En bref
- L’aphérèse a réduit certains PFAS mesurés
- Les résultats sur les microplastiques restent instables
- Ce n’est pas un traitement de dépollution validé
On parle d’un geste médical lourd, utilisé quand les médicaments ne suffisent plus contre un cholestérol très élevé. Et c’est justement là que l’étude intrigue, parce qu’en filtrant le sang de patients atteints de maladie cardiovasculaire sévère, des chercheurs ont vu baisser aussi certains PFAS, ces polluants synthétiques très persistants.
Une piste venue d’un traitement très ciblé
L’aphérèse thérapeutique fait circuler le sang dans une machine, retire des substances précises, puis renvoie le sang au patient. Dans ce travail mené en Allemagne, les chercheurs se sont penchés sur une forme de double filtration plasmatique, pensée au départ pour retenir surtout les lipoprotéines, ces particules qui transportent les graisses dans le sang et augmentent le risque cardiovasculaire.
Autrement dit, le dispositif n’a pas été conçu pour capter des polluants environnementaux. C’est ce décalage qui rend les résultats intéressants.
Des baisses mesurées pour plusieurs PFAS
L’équipe a suivi 14 patients. Avant et après chacune de deux séances, elle a mesuré quatre PFAS fréquents. Juste après une procédure, leurs concentrations sanguines avaient baissé jusqu’à 25 %.

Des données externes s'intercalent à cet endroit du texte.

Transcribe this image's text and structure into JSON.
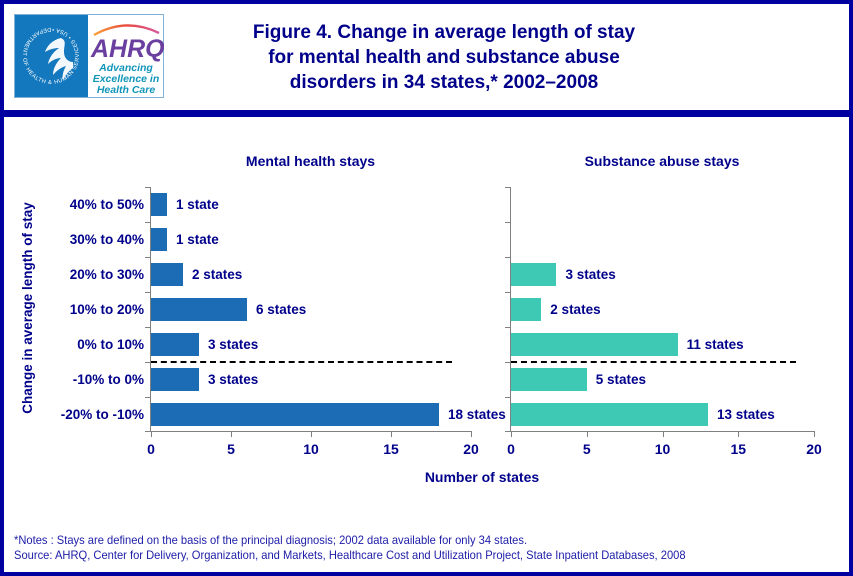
{
  "header": {
    "logo": {
      "seal_text": "DEPARTMENT OF HEALTH & HUMAN SERVICES • USA •",
      "ahrq": "AHRQ",
      "tagline": [
        "Advancing",
        "Excellence in",
        "Health Care"
      ]
    },
    "title_lines": [
      "Figure 4. Change in average length of stay",
      "for mental health and substance abuse",
      "disorders in 34 states,* 2002–2008"
    ]
  },
  "chart_data": {
    "type": "bar",
    "orientation": "horizontal",
    "title": "Figure 4. Change in average length of stay for mental health and substance abuse disorders in 34 states, 2002–2008",
    "categories": [
      "40% to 50%",
      "30% to 40%",
      "20% to 30%",
      "10% to 20%",
      "0% to 10%",
      "-10% to 0%",
      "-20% to -10%"
    ],
    "series": [
      {
        "name": "Mental health stays",
        "color": "#1B6CB4",
        "values": [
          1,
          1,
          2,
          6,
          3,
          3,
          18
        ],
        "labels": [
          "1 state",
          "1 state",
          "2 states",
          "6 states",
          "3 states",
          "3 states",
          "18 states"
        ]
      },
      {
        "name": "Substance abuse stays",
        "color": "#3EC9B4",
        "values": [
          null,
          null,
          3,
          2,
          11,
          5,
          13
        ],
        "labels": [
          null,
          null,
          "3 states",
          "2 states",
          "11 states",
          "5 states",
          "13 states"
        ]
      }
    ],
    "xlabel": "Number of states",
    "ylabel": "Change in average length of stay",
    "xlim": [
      0,
      20
    ],
    "xticks": [
      0,
      5,
      10,
      15,
      20
    ],
    "grid": false,
    "legend_position": "none",
    "dashed_reference_line_after_index": 4
  },
  "footer": {
    "notes": "*Notes :  Stays are defined on the basis of the principal diagnosis; 2002 data available for only 34 states.",
    "source": "Source:  AHRQ, Center for Delivery, Organization, and Markets, Healthcare Cost and Utilization Project, State Inpatient Databases, 2008"
  },
  "colors": {
    "navy_text": "#00008B",
    "border_navy": "#0000A0",
    "bar_blue": "#1B6CB4",
    "bar_teal": "#3EC9B4",
    "axis_gray": "#808080",
    "seal_blue": "#1478BE",
    "ahrq_purple": "#6B3FA0",
    "tagline_teal": "#1095B8"
  }
}
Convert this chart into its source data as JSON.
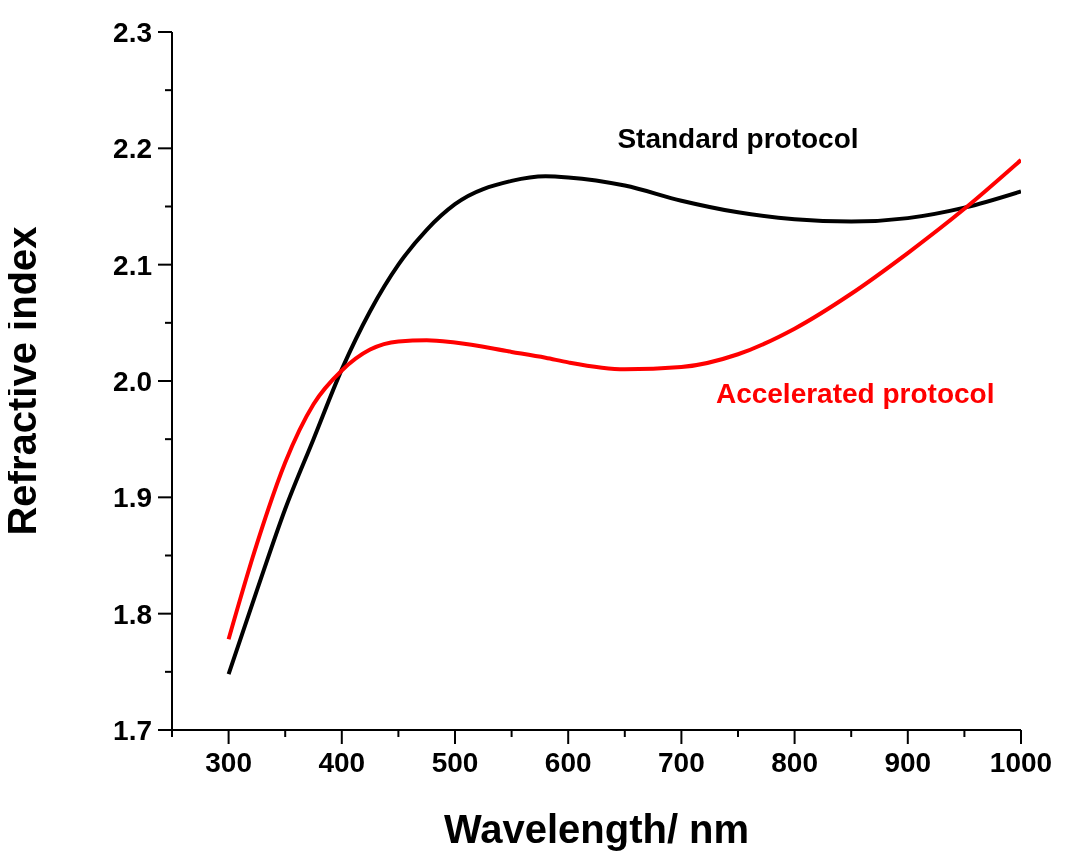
{
  "chart_data": {
    "type": "line",
    "xlabel": "Wavelength/ nm",
    "ylabel": "Refractive index",
    "x": [
      300,
      325,
      350,
      375,
      400,
      425,
      450,
      475,
      500,
      550,
      580,
      600,
      650,
      700,
      750,
      800,
      850,
      900,
      950,
      1000
    ],
    "series": [
      {
        "name": "Standard protocol",
        "color": "#000000",
        "values": [
          1.748,
          1.82,
          1.89,
          1.95,
          2.01,
          2.06,
          2.1,
          2.13,
          2.152,
          2.172,
          2.176,
          2.175,
          2.168,
          2.155,
          2.145,
          2.139,
          2.137,
          2.14,
          2.149,
          2.163
        ]
      },
      {
        "name": "Accelerated protocol",
        "color": "#ff0000",
        "values": [
          1.778,
          1.86,
          1.93,
          1.98,
          2.009,
          2.027,
          2.034,
          2.035,
          2.033,
          2.025,
          2.02,
          2.016,
          2.01,
          2.012,
          2.023,
          2.045,
          2.075,
          2.11,
          2.148,
          2.19
        ]
      }
    ],
    "xlim": [
      250,
      1000
    ],
    "xticks": [
      {
        "value": 250,
        "label": null
      },
      300,
      {
        "value": 350,
        "label": null
      },
      400,
      {
        "value": 450,
        "label": null
      },
      500,
      {
        "value": 550,
        "label": null
      },
      600,
      {
        "value": 650,
        "label": null
      },
      700,
      {
        "value": 750,
        "label": null
      },
      800,
      {
        "value": 850,
        "label": null
      },
      900,
      {
        "value": 950,
        "label": null
      },
      1000
    ],
    "ylim": [
      1.7,
      2.3
    ],
    "yticks": [
      1.7,
      {
        "value": 1.75,
        "label": null
      },
      1.8,
      {
        "value": 1.85,
        "label": null
      },
      1.9,
      {
        "value": 1.95,
        "label": null
      },
      {
        "value": 2,
        "label": "2.0"
      },
      {
        "value": 2.05,
        "label": null
      },
      2.1,
      {
        "value": 2.15,
        "label": null
      },
      2.2,
      {
        "value": 2.25,
        "label": null
      },
      2.3
    ],
    "grid": false,
    "marker": "none",
    "line_style": "solid"
  }
}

Un autre laboratoire, avec une méthode différente et sur quatre patients, a observé des diminutions moyennes allant de 43,5 à 75,8 % pour cinq PFAS. Mais ces chiffres ne se comparent pas directement, à cause du faible effectif et des méthodes différentes. Ils ne veulent pas dire non plus que plus de la moitié de ces molécules ont disparu chez chaque patient.
Charlotte Steenblock, de l’Université technique de Dresde, explique que l’équipe ne s’attendait pas à ce résultat. Son hypothèse actuelle est que ces polluants sont soit retenus directement par les filtres, soit éliminés parce qu’ils voyagent avec des protéines plasmatiques ou des lipoprotéines.
Pour les microplastiques, le signal reste brouillé
C’est plus fragile. Chez quatre patients, le polyéthylène a diminué à chaque fois, et le polychlorure de vinyle, ou PVC, a reculé dans trois cas. Pour d’autres polymères, le schéma ne suit pas, et certaines concentrations ont même augmenté après traitement.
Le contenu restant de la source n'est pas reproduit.